Intra operative complications
  • Vascular injury: subclavian vein or artery (may lead to aneurysm, pseudo aneurysm, air embolism, etc)

  • Brachial plexus injury: from stretch/over distraction, or iatrogenic injury from deep dissection

  • Pneumothorax

Post operative complications
  • Hardware irritation, need for hardware removal (higher risk for shorter individuals, or use of non-contoured plates)

  • Nonunion 1%, malunion <1%, hardware failure

  • Infection, wound complications

  • Heterotophic ossification, thoracic outlet syndrome

Post-operative Rehabilitation

  • Sling x 2 weeks with gentle pendulum range of motion (ROM) exercises.

  • At 2 weeks start ROM exercises.

  • At 6 weeks start resistance/strength training (if evidence of radiographic fracture healing).

  • Avoid contact activity or upper body strength training for minimum 8-12 weeks (e.g., pushups, weight training).

Outcomes/Evidence in the Literature

Hill, JM, McGuire, MH, Crosby, LA. “Closed treatment of displaced middle-third fractures of the clavicle gives poor results”. The Journal of bone and joint surgery British volume. vol. 79. 1997. pp. 537-9. (The first study which used patient based outcome measures when assessing patients with clavicle fractures. This study reported poor outcomes of displaced clavicle fractures, a discrepancy compared to accepted knowledge. Patients had 15% rate of nonunion, 32% of patients were dissatisfied.)

McKee, MD, Pedersen, EM, Jones, C, Stephen, DJ, Kreder, HJ, Schemitsch, EH. “Deficits following nonoperative treatment of displaced midshaft clavicular fractures”. The Journal of bone and joint surgery American volume. vol. 88. 2006. pp. 35-40. (This study conducted strength testing of patients with malunion of the mid-shaft clavicle fractures. They reported significant decreases in maximal and endurance muscle strength testing (compared to the uninjured side), especially in abduction. The results were worst in cases with > 2cm shortening of the clavicle.)

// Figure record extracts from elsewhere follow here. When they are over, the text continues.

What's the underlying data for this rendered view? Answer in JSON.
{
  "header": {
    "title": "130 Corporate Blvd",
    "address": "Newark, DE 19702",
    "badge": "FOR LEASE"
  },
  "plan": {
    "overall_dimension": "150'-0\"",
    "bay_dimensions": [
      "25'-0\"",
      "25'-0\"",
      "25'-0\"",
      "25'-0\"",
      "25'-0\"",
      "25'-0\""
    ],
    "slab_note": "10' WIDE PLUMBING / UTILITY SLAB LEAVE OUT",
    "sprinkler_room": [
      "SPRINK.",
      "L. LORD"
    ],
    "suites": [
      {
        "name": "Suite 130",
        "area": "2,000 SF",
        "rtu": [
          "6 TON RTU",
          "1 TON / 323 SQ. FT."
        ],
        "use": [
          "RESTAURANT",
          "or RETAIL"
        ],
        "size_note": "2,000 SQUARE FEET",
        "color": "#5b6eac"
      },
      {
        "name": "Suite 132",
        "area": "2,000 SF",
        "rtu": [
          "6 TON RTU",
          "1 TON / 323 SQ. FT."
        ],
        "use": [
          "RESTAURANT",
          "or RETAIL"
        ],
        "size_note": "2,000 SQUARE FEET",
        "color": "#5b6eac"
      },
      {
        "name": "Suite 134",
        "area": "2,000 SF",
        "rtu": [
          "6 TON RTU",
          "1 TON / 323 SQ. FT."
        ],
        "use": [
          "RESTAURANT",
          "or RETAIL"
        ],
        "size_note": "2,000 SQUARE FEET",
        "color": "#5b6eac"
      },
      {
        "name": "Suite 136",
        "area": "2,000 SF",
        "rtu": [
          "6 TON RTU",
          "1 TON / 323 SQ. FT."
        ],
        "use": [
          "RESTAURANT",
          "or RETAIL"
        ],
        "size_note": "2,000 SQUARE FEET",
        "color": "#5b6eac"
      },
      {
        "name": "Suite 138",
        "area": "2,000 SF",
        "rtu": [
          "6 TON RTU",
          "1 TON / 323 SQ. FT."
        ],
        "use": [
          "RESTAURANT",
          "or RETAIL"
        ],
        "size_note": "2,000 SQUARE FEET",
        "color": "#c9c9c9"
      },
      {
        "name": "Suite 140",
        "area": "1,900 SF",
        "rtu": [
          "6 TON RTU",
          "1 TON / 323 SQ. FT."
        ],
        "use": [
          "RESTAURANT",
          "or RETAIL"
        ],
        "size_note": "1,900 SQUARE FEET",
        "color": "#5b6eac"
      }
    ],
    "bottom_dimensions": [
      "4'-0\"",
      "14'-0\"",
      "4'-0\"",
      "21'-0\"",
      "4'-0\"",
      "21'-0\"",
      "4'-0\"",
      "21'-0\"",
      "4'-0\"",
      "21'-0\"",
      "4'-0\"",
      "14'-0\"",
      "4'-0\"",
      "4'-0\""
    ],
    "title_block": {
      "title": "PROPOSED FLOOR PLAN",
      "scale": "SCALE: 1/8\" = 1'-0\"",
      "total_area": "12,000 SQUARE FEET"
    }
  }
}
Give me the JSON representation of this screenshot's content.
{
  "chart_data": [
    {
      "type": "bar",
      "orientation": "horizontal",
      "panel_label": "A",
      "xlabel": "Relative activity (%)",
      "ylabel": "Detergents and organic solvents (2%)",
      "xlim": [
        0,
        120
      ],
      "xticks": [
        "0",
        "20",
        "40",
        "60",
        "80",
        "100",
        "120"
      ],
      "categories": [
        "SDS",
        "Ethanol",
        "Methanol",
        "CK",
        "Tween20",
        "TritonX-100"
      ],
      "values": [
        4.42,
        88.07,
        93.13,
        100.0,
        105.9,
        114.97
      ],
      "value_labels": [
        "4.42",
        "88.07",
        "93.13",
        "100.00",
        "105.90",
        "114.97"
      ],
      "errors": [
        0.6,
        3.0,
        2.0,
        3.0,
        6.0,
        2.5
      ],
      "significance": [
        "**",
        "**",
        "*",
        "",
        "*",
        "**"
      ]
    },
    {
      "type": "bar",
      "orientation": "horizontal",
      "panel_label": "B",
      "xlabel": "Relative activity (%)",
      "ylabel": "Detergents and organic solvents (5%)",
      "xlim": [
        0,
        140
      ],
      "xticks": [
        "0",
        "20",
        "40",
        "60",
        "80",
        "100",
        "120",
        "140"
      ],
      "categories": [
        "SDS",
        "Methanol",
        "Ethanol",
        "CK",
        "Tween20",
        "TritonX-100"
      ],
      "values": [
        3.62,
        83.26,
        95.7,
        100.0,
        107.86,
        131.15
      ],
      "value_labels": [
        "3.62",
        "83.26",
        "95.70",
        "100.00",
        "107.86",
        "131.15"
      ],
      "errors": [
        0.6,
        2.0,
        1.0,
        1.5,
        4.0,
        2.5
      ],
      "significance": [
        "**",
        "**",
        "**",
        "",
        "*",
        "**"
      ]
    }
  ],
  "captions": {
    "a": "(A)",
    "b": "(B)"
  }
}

“Nonoperative treatment compared with plate fixation of displaced midshaft clavicular fractures. A multicenter, randomized clinical trial”. The Journal of Bone and Joint Surgery American volume. vol. 89. 2007. pp. 1-10. (The first randomized controlled trial of mid-shaft clavicle fractures, reporting improved outcomes and decreased nonunion and symptomatic malunion rates in patients treated with surgical fixation compared to non-operative treatment. Inclusion criteria were: young healthy adults, > 100% displaced clavicle fractures with >2cm shortening.)

McKee, RC, Whelan, DB, Schemitsch, EH, McKee, MD. “Operative versus nonoperative care of displaced midshaft clavicular fractures: a meta-analysis of randomized clinical trials”. The Journal of bone and joint surgery American volume. vol. 94. 2012. pp. 675-84. (Meta analysis of 6 RCTs of mid-shaft clavicle fractures, demonstrating improved outcomes and lower complications with surgical fixation, as compared to sling treatment.)


Clavicle fractures are common injuries, and the majority should be treated non-operatively. In select young adult patients who are active, and have >100% displaced clavicle fractures, with >2cm shortening, surgical fixation leads to improved outcomes, compared to non-operative treatment. There is little high-quality evidence regarding the best treatment strategy for medial and lateral clavicle fractures. Lateral clavicle fractures with >100% displacement may benefit from surgical fixation. Medial clavicle fractures may be associated with SC dislocation, and in select cases with severe posterior or anterior displacement these may benefit from surgical fixation.